Citi Private Bank’s head of Asia investment strategy Ken Peng said that certain factors could make crypto investing viable but markets may not have seen the rock bottom just yet.

According to Citi Private Bank’s Ken Peng, the deep correction that cryptocurrencies have recently undergone – bitcoin nearly halved from its peak of over $63,000 in April – is «very reasonable» due to over-amplified bets in the market. 

«There was too much leverage going into the space in the last leg of vertical takeoff and that leverage needed to be unwound,» Peng said at a virtual briefing yesterday. 

But Peng also cautions against buying the current dip, highlighting that the market may not have bottomed due to other strong headwinds.

No Income, Like Gold

According to Peng, the performance of assets that yield no income rely on market liquidity which has been driven by unprecedented monetary easing worldwide. 

«Bitcoin – like gold or anything else that doesn’t really generate income – has no real application. It’s very dependent on liquidity,» Peng said. 

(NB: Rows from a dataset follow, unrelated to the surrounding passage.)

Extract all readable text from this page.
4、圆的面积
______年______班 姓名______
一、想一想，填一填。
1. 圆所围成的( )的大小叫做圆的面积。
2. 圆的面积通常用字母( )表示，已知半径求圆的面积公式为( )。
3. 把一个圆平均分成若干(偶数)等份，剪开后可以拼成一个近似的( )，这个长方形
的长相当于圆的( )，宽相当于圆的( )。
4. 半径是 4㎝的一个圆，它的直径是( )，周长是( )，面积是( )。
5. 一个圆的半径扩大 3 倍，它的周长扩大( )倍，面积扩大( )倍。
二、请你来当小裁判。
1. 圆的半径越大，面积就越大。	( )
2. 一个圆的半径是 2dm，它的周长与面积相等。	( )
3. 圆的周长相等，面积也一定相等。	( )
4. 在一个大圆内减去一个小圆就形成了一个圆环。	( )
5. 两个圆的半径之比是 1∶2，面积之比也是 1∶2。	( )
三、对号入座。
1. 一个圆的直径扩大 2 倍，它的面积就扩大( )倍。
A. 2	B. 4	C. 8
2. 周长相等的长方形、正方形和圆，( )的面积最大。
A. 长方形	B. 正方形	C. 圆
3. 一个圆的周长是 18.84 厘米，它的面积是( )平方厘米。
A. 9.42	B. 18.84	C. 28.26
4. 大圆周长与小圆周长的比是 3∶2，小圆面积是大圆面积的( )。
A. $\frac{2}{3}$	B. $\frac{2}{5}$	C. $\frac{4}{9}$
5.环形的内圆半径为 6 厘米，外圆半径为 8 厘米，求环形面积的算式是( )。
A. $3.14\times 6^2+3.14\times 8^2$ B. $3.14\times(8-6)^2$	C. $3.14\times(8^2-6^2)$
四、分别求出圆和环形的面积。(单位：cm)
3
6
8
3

«And at the moment, the amount of liquidity from the [Federal Reserve] is just flooding. This type of excess liquidity is only fuelling speculation.»

Post-QE Crypto

Peng notes that the Fed’s growing cash balance despite its reverse repo program signals that quantitative easing is now «not necessary».

He also underlined that regulatory pressures are likely to continue affecting performance. 

«I will become more comfortable with cryptos when the regulatory side is more settled and when liquidity conditions are more normal,» he reiterated. «In other words, not now.» 

Equities: Risk-On

Even with a U.S. central banking pullback, Citi Private Bank expects inflation to rise, albeit moderately.

The bank continues to prefer equities over fixed income for potential outperformance over inflation rates. And within fixed income, it advises investors to focus on short duration and floating rate bonds as much as possible.

«But generally speaking, we don’t think this type of inflation and interest rates are going to cause major disruptions in financial markets,» Peng added.